Condivido l'opinione del dott. Inserra, solo chi non conosce la realta' della Provincia di Foggia, puo' fare certe affermazioni... Voglio solo ricordare il ruolo, le funzioni e i servizi fondamentali che vengono svolti dalla Biblioteca Provinciale (ultima frontiera per cercare di fare un po' di cultura a Foggia), i servizi sociali (finanziamenti alle scuole per audiolesi), il Teatro del Fuoco (unico teatro rimasto aperto per le piccole compagnie teatrali), il Festival del Cinema Indipendente (unica vetrina locale per chi vuol fare cinema) e tanto tanto altro ancora... Oggi rischiamo di perdere tutto, perchè le politiche culturali e sociali forse fra un anno e mezzo (tempi per fare la riforma costituzionale) passeranno al Comune. E in questi mesi che si fa? Al comune verranno assegnate nuove risorse per fare un minimo di cultura... Speriamo in un futuro migliore per la nostra Foggia...

Luca ha detto...

Per la Capitanata non mi aspetto nulla di buono dalla abolizione delle Province. Oggi la Capitanata è una delle Province più povere d’ Italia; ma almeno può porre al centro della sua azione politico-amministrativa se stessa, stabilire quale possa essere la sua via per uscire dal sottosviluppo e organizzare strategie coerenti con gli obiettivi prefissati. Domani, senza Province, continueremo ad essere poveri, ma le nostre miserie verranno annacquate dei migliori risultati dei territori vicini. Purtroppo già oggi i fondi europei FAS arrivano in Puglia grazie soprattutto al sottosviluppo della Capitanata ma vengono spesi solo marginalmente nella nostra Provincia. Domani sarà peggio. Difficilmente saremo protagonisti del nostro sviluppo. La realtà è che in Italia gli investimenti si vanno concentrando sempre più nelle grandi città; senza le Province certi territori rimarranno completamente a secco. Perchè semplicemente non esisteranno più come realtà autonome. Non solo come enti politici, ma non esisteranno più neanche come base statistica.

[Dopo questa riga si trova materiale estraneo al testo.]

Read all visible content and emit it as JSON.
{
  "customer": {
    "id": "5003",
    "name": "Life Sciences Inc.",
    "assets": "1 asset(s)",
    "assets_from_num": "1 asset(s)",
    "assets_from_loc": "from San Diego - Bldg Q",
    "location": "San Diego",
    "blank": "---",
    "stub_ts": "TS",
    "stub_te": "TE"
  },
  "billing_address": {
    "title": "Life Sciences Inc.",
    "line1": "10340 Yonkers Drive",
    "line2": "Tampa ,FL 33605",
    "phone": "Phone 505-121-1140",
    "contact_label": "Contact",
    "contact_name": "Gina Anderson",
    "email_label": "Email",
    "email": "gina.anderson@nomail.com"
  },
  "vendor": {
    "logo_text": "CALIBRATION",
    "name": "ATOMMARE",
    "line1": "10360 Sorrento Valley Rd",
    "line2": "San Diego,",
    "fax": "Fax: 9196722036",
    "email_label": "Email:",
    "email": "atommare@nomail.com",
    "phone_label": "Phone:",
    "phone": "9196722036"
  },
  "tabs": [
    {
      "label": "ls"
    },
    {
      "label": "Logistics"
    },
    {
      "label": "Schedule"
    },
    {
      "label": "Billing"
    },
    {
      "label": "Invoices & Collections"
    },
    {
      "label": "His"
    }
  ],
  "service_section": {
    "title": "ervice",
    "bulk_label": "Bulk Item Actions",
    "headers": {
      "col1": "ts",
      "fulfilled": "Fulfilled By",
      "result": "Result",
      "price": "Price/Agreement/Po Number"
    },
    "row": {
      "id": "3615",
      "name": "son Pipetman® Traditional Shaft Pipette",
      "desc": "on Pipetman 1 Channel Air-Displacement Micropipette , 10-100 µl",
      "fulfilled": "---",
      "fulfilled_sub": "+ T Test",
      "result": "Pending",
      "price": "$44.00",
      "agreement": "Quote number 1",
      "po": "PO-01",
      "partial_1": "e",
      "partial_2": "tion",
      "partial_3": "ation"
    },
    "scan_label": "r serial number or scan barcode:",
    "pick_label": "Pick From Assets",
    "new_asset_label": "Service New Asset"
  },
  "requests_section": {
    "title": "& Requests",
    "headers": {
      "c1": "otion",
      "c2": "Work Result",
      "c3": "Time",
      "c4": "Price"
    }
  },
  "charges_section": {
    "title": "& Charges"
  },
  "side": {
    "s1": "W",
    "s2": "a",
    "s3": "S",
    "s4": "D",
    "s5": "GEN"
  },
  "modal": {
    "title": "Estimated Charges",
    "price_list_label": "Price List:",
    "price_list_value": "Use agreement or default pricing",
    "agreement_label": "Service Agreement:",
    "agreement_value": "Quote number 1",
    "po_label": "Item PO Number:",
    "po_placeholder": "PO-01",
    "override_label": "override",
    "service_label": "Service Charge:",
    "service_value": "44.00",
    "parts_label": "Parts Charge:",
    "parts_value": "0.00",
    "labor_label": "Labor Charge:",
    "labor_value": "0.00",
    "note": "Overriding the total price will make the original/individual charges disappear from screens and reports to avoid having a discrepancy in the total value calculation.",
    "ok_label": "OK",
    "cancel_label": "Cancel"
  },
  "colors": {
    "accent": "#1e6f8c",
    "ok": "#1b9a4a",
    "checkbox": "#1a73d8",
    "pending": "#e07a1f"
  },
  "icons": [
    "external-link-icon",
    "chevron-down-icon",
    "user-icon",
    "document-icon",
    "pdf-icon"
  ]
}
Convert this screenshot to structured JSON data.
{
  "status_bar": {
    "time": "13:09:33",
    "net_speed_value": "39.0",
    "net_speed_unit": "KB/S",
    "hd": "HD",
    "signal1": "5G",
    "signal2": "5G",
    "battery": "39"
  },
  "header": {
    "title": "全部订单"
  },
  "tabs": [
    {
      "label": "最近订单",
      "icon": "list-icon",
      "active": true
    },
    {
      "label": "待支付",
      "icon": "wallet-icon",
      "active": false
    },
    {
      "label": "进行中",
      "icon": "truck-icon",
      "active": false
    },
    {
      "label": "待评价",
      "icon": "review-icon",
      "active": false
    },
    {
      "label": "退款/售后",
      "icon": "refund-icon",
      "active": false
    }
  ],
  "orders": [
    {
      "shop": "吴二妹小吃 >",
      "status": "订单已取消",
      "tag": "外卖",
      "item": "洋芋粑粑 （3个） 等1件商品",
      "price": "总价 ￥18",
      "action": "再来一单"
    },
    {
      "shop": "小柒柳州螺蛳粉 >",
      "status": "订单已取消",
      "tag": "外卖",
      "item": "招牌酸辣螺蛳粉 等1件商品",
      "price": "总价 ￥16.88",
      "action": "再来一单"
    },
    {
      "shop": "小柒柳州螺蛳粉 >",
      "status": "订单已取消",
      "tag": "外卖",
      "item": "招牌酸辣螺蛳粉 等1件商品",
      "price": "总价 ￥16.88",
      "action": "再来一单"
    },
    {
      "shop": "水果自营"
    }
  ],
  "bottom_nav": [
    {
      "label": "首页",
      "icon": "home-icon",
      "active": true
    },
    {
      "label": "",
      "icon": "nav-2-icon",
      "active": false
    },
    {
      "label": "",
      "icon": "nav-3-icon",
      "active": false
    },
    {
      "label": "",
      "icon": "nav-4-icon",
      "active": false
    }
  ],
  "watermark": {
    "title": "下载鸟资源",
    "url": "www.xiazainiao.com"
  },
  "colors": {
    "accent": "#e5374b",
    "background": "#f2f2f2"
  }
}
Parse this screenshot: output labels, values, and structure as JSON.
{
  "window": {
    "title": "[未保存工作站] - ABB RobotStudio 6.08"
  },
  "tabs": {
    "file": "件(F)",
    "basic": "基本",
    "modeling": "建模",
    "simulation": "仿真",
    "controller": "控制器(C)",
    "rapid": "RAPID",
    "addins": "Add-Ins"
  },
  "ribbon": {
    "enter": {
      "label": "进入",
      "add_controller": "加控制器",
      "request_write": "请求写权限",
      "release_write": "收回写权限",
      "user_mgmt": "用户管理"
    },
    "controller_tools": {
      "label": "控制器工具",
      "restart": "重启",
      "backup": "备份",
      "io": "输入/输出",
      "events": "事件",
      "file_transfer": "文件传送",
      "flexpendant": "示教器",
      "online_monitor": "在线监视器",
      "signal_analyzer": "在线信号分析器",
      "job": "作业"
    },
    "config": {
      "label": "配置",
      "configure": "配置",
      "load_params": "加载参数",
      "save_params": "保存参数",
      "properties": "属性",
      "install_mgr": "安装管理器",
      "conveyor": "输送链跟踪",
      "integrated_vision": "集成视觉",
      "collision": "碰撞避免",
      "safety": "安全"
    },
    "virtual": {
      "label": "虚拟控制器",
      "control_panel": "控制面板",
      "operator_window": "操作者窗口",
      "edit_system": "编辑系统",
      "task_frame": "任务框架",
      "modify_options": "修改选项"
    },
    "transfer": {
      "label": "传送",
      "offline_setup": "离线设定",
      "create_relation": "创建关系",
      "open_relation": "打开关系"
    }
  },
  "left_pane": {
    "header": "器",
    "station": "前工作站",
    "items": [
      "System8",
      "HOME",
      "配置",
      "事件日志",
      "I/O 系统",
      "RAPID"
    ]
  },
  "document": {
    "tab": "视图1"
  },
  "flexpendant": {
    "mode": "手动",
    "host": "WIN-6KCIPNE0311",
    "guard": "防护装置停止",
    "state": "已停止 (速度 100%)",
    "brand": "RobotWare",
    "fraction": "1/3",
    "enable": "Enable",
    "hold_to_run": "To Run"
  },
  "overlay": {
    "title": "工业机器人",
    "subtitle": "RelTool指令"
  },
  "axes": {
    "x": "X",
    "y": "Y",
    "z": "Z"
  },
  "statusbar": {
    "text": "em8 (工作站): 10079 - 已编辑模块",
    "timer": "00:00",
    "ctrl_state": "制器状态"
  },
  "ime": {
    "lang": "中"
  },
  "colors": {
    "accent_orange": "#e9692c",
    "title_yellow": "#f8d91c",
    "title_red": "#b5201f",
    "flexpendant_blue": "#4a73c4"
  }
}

Ultimo pensiero. Bari è una bella realtà del sud. Una delle più belle. Una città moderna, dinamica e laboriosa verso cui nustro sentimenti non di invidia, bensì di sincera ammirazione; essa può legittimare in se una università, un politecnico, una fiera, un importante nodo ferroviario, un porto, un interporto, un aeroporto, ecc.
Foggia e la Capitanata se avranno una Provincia potranno ambire a sviluppare le proprie infrastrutture, le proprie istituzioni, le proprie prospettive di crescita e le proprie aspirazioni anche in termini di occasioni lavorative per i propri abitanti.
Senza Provincia verrà qualificata come inutile l’ università perchè tanto c’ è già a Bari e noi dobbiamo metterci a sistema, sarà inutile la fiera perchè doppione di quella di Bari e noi dovremo stare a sistema, sarà inutile l’ aeroporto perchè tanto ci sarà quello di Bari e noi dovremo fare sistema…
vedremo scomparire quelle realtà per cui i nostri genitori e i nostri nonni hanno lottato per tanti anni. Rischiamo di diventare estrema periferia di Bari ( ribadisco: realtà eccezionale ma che non ci appartiene) non potendo mettere un freno all’ emigrazione verso realtà più produttive della nostra.

La Capitanata, insieme ad altre Province del sud Italia, fu istituita con le “Costituzioni di Melfi” da Federico II otto secoli fa e fu l’ unico e il solo ente intermedio fino all’ istituzione delle Regioni quaranta anni fa.

Manteniamo le Province, cercando di selezionare una classe dirigente che davvero abbia a cuore il destino della Capitanata. Se si dovesse cedere al populismo messo in cantiere dal Governo (vuole abolire le Province, ma di passare da due ad una sola Camera e di ridurre il numero dei parlamentari non se ne parla) in questo frangente condanneremmo i nostri figli ad emigrazione certa da una realtà che continuerà ad essere sottosviluppata.